A leap in banking stocks and strength in export-focused sectors pushed the Nikkei 225 above 17,000 for the first time in more than five years on Thursday.
The Nikkei closed 0.6 per cent higher at 17,045.34. The Topix, in which banks have a particularly strong weighting, rose 0.9 per cent to 1,726.68.
The banking sector jumped 3 per cent, after a report from an influential Goldman Sachs analyst raised the bank’s 2005-06 and 2006-07 profit estimates for eight large banks. Goldman cited various factors, including strong fee income growth. Mitsubishi UFJ, the world’s biggest bank by assets, leapt 4.1 per cent to Y1,780,000. Mizuho, its largest rival in Japan, was up 2.4 per cent to Y955,000.
The combination of continued dollar strength and an overnight rise in the US stock market proved a winning combination for Japanese export-focused sectors.
Transport equipment rose 1.1 per cent. Toyota, Japan’s biggest carmaker, gained 1.3 per cent to Y6,470. Nissan rose 0.7 per cent to Y1,401.
Faced with such favourable factors, the market ignored disappointing figures for industrial production – which many analysts are wary of as a guide to industrial health because of the continuing trend towards moving production overseas.

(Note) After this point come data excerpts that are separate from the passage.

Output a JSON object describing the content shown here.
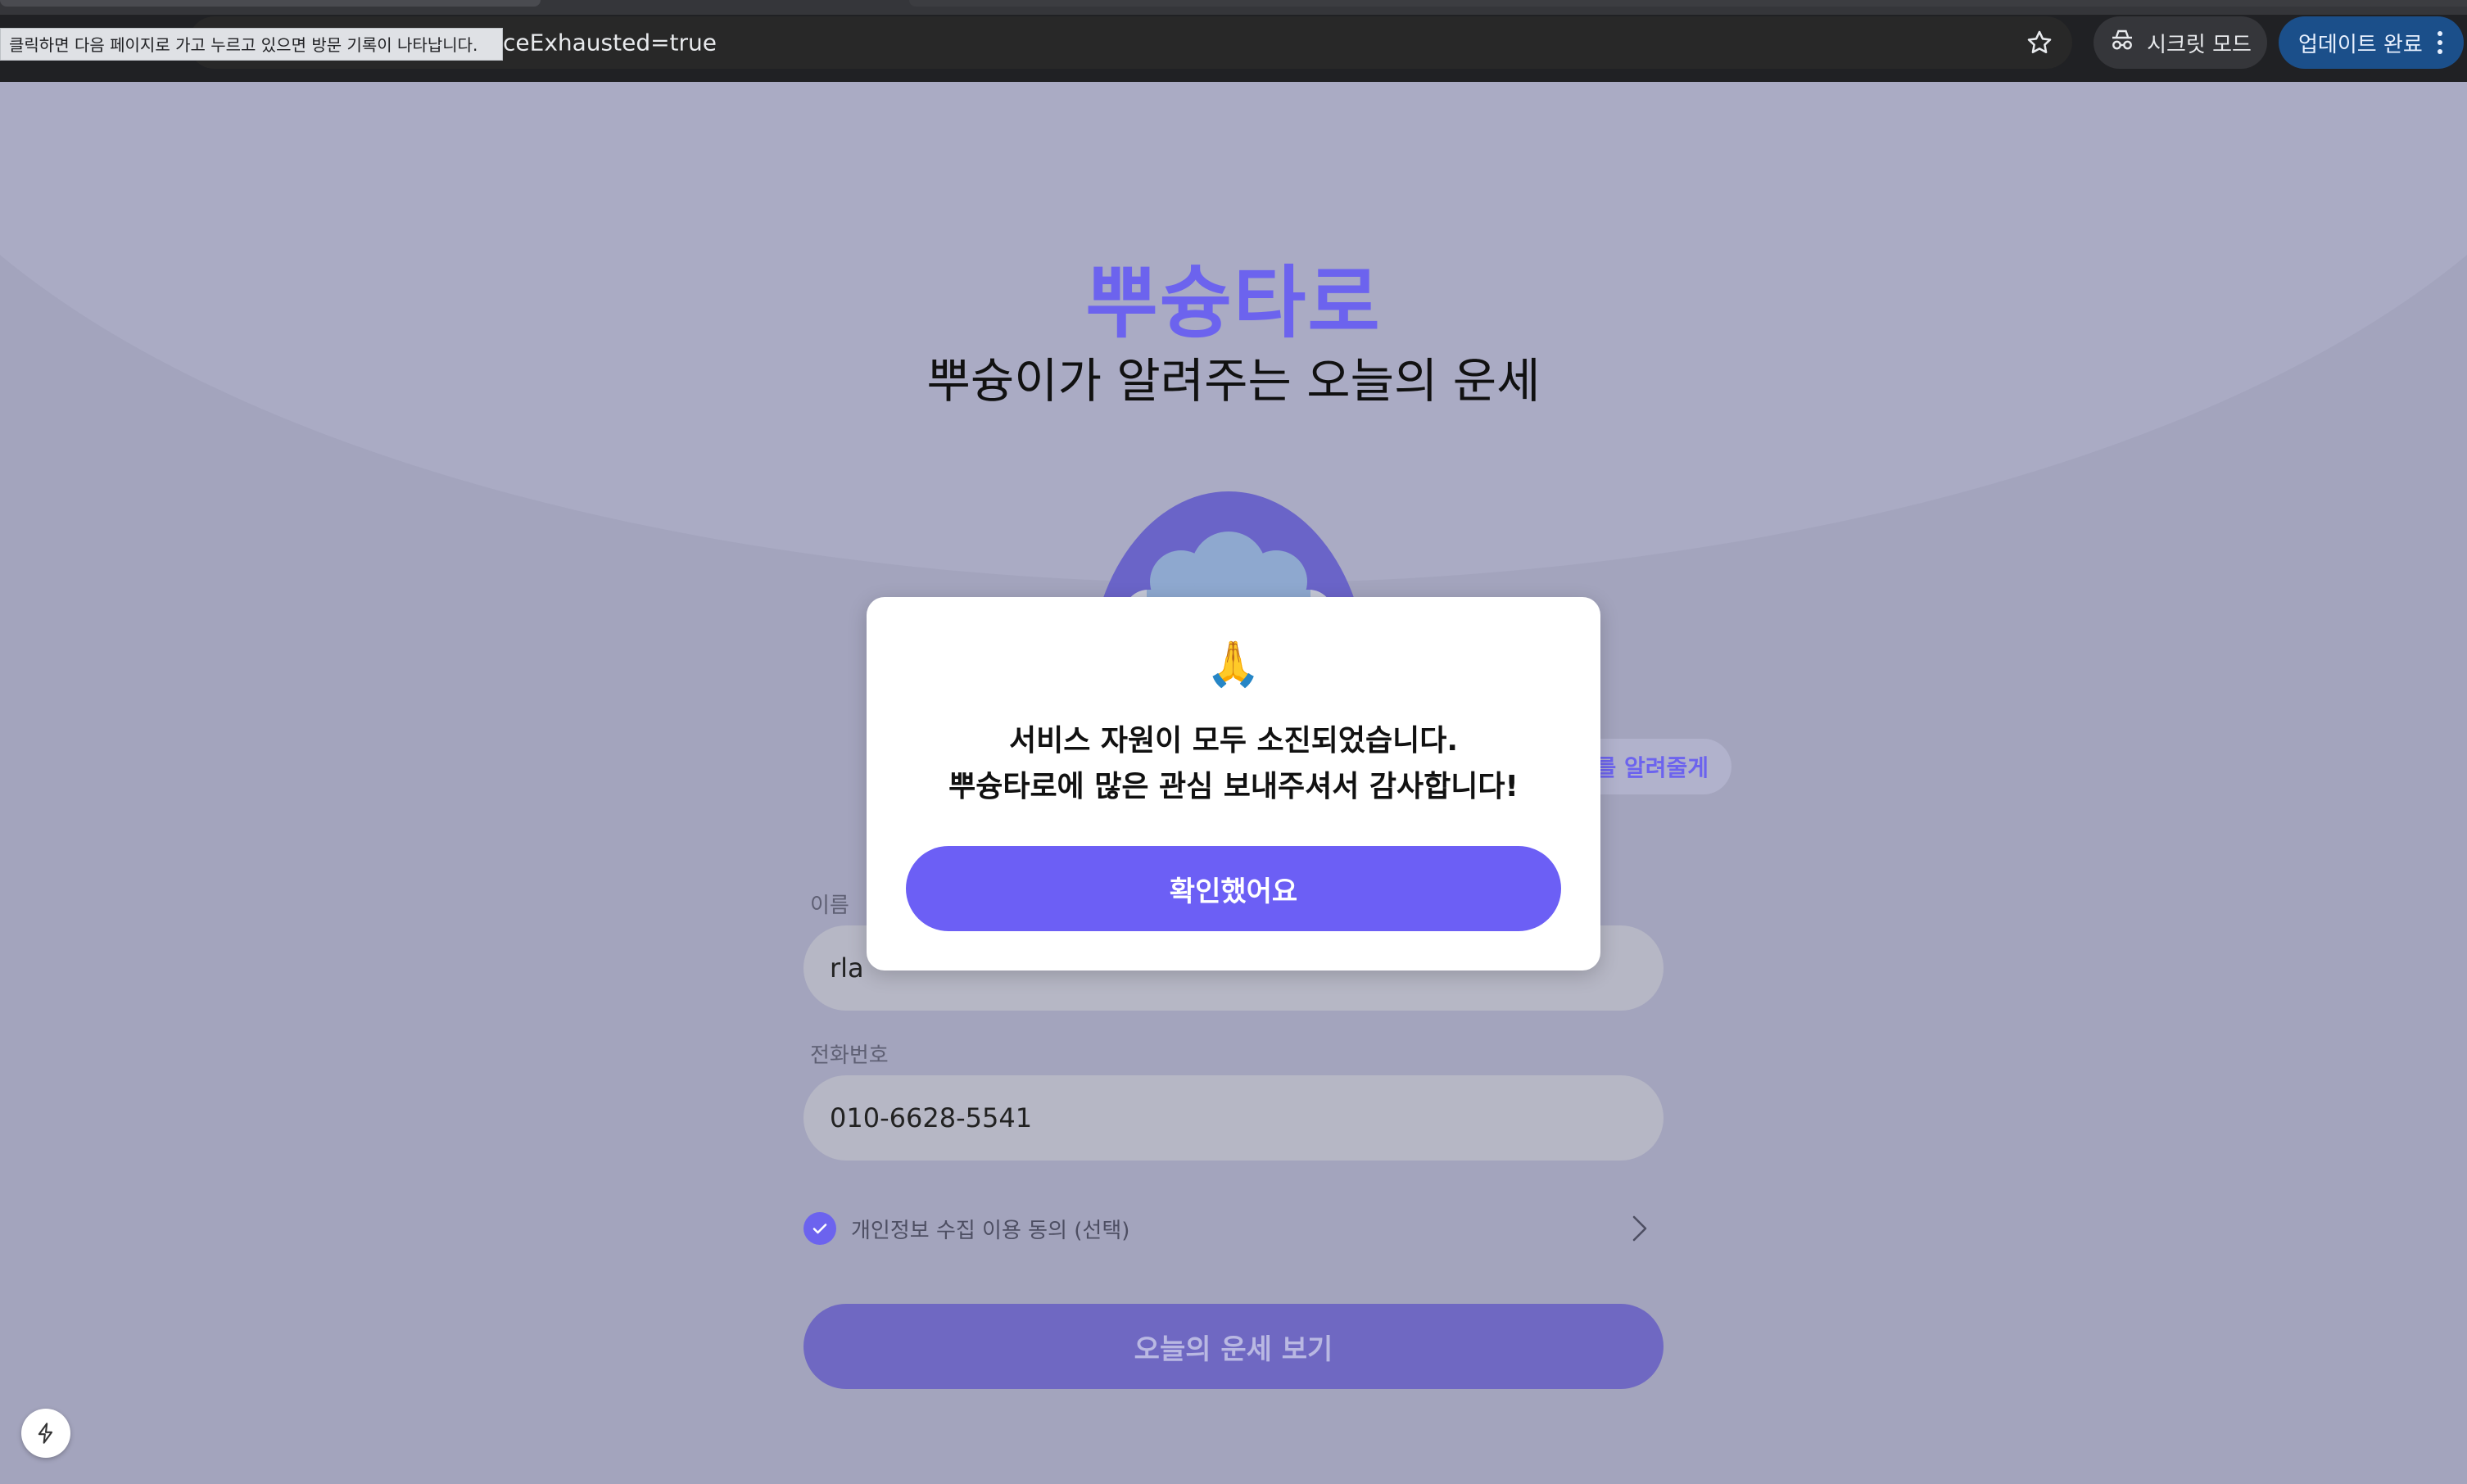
{
  "browser": {
    "url_fragment": "ceExhausted=true",
    "status_tooltip": "클릭하면 다음 페이지로 가고 누르고 있으면 방문 기록이 나타납니다.",
    "incognito_label": "시크릿 모드",
    "update_label": "업데이트 완료",
    "icons": {
      "bookmark": "star-icon",
      "incognito": "incognito-icon",
      "menu": "kebab-menu-icon"
    }
  },
  "page": {
    "title": "뿌슝타로",
    "subtitle": "뿌슝이가 알려주는 오늘의 운세",
    "tag_pill_text": "를 알려줄게",
    "form": {
      "name_label": "이름",
      "name_value": "rla",
      "phone_label": "전화번호",
      "phone_value": "010-6628-5541",
      "consent_label": "개인정보 수집 이용 동의 (선택)",
      "consent_checked": true,
      "submit_label": "오늘의 운세 보기"
    },
    "colors": {
      "brand": "#6c63ee",
      "modal_button": "#6c5ff5",
      "overlay_page": "#a3a4bd"
    }
  },
  "modal": {
    "emoji": "🙏",
    "message_line1": "서비스 자원이 모두 소진되었습니다.",
    "message_line2": "뿌슝타로에 많은 관심 보내주셔서 감사합니다!",
    "confirm_label": "확인했어요"
  }
}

Electrical machinery, another strongly export-focused sector, also rose sharply. Sony, the consumer electronics and entertainment giant, was up 1.5 per cent to Y5,450. Hitachi, the electronics conglomerate, was up 1.4 per cent to Y822.

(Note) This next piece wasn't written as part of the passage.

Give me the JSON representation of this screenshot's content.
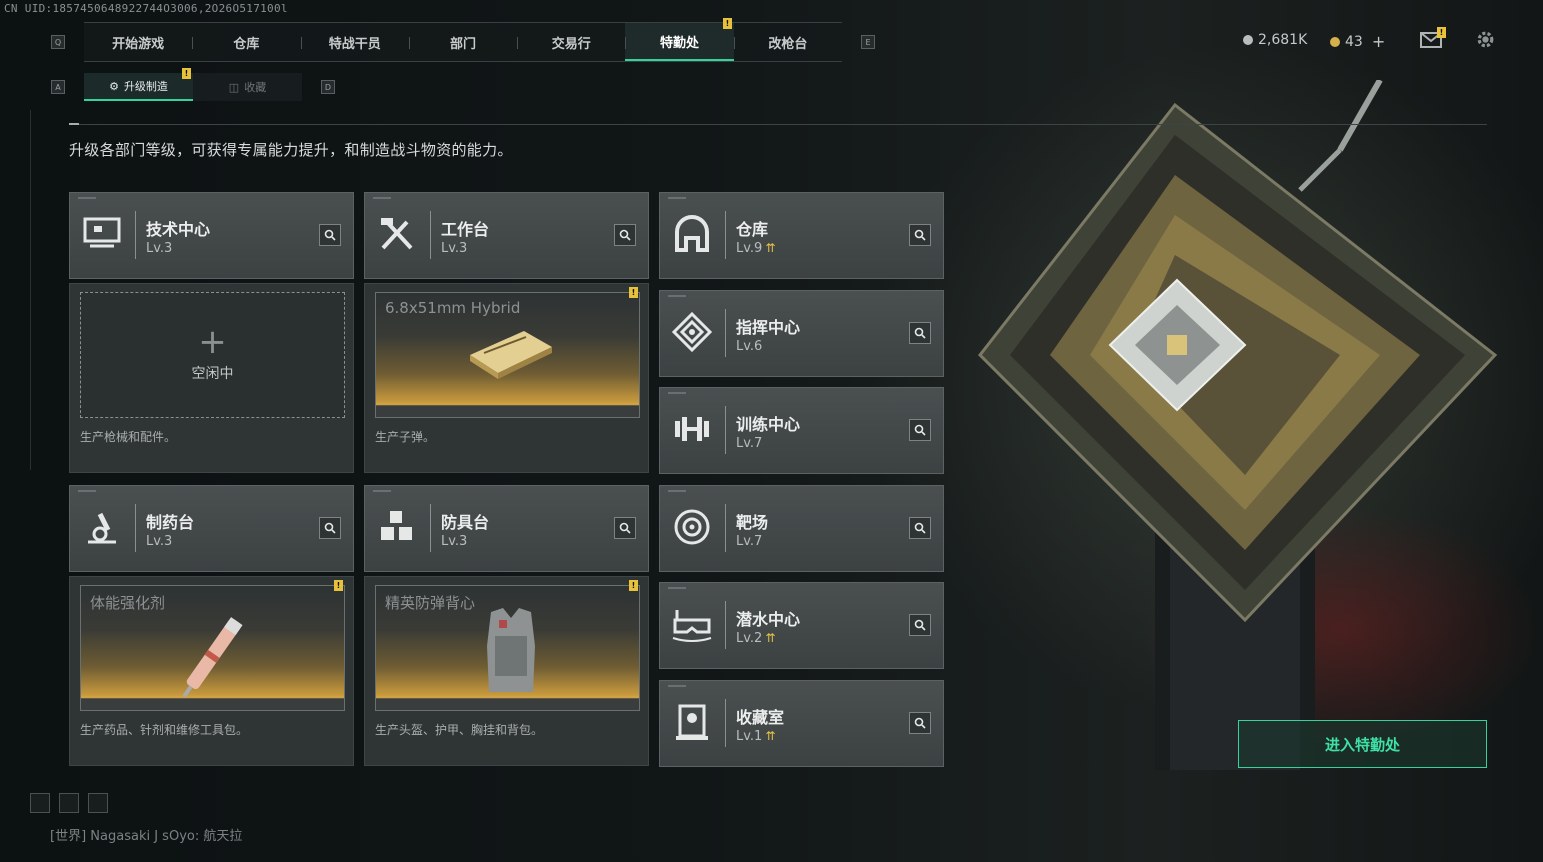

Real estate continued its rise following last week’s benign national land price survey, gained another 1.8 per cent. Mitsui Fudosan, Japan’s biggest property company, climbed 1.5 per cent to Y2,675. Mitsubishi Estate, its largest rival, was also up 1.5 per cent to Y2,755. Tokyu Land jumped 2.3 per cent to Y1,046.
Isuzu Motors rose 2.3 per cent to Y436 following the news that General Motors was considering selling some or all of its share in the company.